Quarante années au service de la justice, au service des justiciables et, osera-t-on le dire, des prévenus pour lesquels il n’a certes pas eu d’empathie mais toujours un respect de bon aloi, même au comble de l’horreur. Et il le dit librement, très librement. Parole d’avocat désormais plutôt que d’avocat général. Réquisitoire ou plaidoyer, c’est selon.

A présent, c’est hors de l’ordre judiciaire qu’il se dépense avec l’ardeur d’un vert  débutant, talentueux et expérimenté toutefois. Il était à Strasbourg  hier, à la salle blanche de la librairie Kléber, devenue une véritable institution culturelle dans l’Est pour débattre de «  Justice et Politique : quelle place pour la corruption ?» ? En face de lui, représentant le monde  politique, le premier adjoint de Strasbourg, Robert Herrmann( PS), un des personnages les plus marquants et les plus prometteurs de la municipalité.

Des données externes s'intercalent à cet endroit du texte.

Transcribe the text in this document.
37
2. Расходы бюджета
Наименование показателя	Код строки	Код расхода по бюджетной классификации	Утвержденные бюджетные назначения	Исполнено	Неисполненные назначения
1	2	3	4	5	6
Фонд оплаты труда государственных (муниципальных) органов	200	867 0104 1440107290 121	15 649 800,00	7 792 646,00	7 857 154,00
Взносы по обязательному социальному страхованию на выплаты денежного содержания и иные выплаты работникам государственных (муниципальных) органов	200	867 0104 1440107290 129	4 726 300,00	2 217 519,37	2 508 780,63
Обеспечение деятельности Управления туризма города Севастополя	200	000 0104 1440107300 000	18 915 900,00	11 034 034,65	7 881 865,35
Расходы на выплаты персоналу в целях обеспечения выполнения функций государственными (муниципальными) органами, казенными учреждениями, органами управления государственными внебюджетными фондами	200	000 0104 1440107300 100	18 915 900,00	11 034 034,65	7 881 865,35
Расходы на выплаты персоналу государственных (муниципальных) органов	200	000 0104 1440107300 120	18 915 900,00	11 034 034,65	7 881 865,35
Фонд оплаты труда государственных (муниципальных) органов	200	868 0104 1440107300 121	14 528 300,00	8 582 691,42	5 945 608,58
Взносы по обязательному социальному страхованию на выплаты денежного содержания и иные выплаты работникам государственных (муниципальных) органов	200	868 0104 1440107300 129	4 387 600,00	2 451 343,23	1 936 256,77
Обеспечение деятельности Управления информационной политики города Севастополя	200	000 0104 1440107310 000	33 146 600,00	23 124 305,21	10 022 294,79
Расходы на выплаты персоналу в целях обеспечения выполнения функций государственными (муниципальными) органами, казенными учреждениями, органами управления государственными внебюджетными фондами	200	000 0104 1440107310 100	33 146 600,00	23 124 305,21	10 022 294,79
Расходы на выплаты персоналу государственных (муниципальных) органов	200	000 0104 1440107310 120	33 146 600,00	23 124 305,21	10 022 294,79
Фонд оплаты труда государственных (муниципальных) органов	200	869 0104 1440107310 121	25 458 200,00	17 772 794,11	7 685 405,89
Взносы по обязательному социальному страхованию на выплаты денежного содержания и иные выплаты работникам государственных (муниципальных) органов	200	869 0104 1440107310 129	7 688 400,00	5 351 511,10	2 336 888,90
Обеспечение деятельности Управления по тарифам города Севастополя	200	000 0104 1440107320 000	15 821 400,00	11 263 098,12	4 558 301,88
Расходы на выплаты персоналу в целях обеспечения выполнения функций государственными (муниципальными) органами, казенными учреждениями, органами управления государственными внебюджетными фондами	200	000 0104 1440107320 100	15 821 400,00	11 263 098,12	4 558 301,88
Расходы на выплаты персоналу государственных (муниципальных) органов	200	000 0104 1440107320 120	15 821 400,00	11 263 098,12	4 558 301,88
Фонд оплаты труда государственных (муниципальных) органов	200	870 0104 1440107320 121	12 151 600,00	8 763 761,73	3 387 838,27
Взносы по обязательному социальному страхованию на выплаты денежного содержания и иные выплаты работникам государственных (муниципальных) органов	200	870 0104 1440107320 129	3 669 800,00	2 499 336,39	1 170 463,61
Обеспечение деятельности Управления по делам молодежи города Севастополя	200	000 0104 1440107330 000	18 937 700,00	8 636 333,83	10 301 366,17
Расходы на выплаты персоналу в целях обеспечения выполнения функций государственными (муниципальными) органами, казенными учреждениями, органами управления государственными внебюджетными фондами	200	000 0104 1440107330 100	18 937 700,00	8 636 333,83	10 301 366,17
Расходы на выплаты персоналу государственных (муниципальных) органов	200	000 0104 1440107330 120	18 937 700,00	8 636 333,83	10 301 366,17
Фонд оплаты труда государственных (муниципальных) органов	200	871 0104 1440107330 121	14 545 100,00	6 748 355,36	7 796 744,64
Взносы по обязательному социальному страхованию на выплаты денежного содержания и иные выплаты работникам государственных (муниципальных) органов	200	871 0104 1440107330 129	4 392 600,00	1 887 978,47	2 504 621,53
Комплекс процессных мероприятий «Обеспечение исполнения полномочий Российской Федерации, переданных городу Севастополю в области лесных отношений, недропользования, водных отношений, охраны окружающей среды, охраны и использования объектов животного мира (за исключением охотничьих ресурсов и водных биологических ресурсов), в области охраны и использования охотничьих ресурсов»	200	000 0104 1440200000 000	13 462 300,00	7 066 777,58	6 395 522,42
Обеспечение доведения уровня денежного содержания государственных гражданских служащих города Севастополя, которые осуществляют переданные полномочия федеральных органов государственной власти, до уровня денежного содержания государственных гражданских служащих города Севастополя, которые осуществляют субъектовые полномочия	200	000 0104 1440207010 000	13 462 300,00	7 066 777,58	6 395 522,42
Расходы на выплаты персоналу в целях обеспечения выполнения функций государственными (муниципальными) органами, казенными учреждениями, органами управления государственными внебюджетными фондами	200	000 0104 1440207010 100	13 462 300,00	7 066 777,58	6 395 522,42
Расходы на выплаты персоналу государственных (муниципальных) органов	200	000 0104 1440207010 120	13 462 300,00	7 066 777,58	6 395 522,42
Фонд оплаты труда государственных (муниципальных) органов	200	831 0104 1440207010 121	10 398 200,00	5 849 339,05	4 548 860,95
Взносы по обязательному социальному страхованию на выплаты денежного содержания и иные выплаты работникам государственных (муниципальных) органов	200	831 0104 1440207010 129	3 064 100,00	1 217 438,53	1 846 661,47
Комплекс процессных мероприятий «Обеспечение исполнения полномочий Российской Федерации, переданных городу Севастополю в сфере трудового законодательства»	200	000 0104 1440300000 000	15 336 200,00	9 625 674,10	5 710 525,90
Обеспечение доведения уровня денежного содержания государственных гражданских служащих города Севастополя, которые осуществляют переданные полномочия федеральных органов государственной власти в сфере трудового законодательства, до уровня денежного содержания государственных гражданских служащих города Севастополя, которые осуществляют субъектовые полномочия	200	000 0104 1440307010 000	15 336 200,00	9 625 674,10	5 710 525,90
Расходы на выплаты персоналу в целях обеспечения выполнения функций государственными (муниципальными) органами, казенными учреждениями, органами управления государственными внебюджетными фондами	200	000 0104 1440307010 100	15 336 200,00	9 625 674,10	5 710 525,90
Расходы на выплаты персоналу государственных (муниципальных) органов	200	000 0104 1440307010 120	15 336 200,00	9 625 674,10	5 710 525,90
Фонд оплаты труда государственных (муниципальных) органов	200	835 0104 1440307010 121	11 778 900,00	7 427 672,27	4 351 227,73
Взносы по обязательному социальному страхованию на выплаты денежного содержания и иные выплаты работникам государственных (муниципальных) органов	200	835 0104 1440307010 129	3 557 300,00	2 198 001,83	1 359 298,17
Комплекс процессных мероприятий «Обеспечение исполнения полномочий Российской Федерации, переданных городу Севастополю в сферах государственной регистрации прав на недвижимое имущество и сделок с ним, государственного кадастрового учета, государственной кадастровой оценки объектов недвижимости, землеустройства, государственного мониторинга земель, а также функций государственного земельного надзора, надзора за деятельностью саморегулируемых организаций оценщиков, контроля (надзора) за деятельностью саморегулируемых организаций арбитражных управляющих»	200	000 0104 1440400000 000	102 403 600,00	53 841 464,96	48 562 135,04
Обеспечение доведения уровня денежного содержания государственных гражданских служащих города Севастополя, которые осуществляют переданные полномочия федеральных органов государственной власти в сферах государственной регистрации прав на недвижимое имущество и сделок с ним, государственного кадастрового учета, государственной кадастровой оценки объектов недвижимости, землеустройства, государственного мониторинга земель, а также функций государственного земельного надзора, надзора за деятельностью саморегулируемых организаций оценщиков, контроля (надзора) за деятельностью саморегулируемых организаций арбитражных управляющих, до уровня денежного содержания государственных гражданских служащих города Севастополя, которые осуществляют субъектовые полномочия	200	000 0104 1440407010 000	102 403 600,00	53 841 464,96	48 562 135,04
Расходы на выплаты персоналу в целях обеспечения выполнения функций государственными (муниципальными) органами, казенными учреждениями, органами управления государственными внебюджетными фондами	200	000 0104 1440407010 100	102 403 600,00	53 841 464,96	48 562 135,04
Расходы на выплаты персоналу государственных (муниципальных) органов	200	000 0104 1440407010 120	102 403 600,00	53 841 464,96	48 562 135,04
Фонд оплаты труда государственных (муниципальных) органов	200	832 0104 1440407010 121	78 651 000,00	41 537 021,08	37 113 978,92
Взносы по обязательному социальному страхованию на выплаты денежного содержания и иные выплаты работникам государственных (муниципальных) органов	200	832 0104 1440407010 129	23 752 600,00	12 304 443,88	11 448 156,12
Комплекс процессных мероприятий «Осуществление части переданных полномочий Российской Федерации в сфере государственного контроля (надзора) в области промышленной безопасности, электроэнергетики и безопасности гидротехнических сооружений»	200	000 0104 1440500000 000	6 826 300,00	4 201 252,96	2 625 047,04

Modération efficace et aisée

Introduisant les sujets, l’universitaire (E.Maulin) chargé de la modération s’est parfaitement acquitté de sa tâche n’ayant pas  à intervenir dans un débat où les deux protagonistes se répondaient quasiment à l’unisson, l’ex-magistrat passant tout de même pour un homme de droite face à un socialiste qui aurait pu se montrer triomphant. Ben non ! Pas de joute. Quelle élégance ! Ou alors quelle entente !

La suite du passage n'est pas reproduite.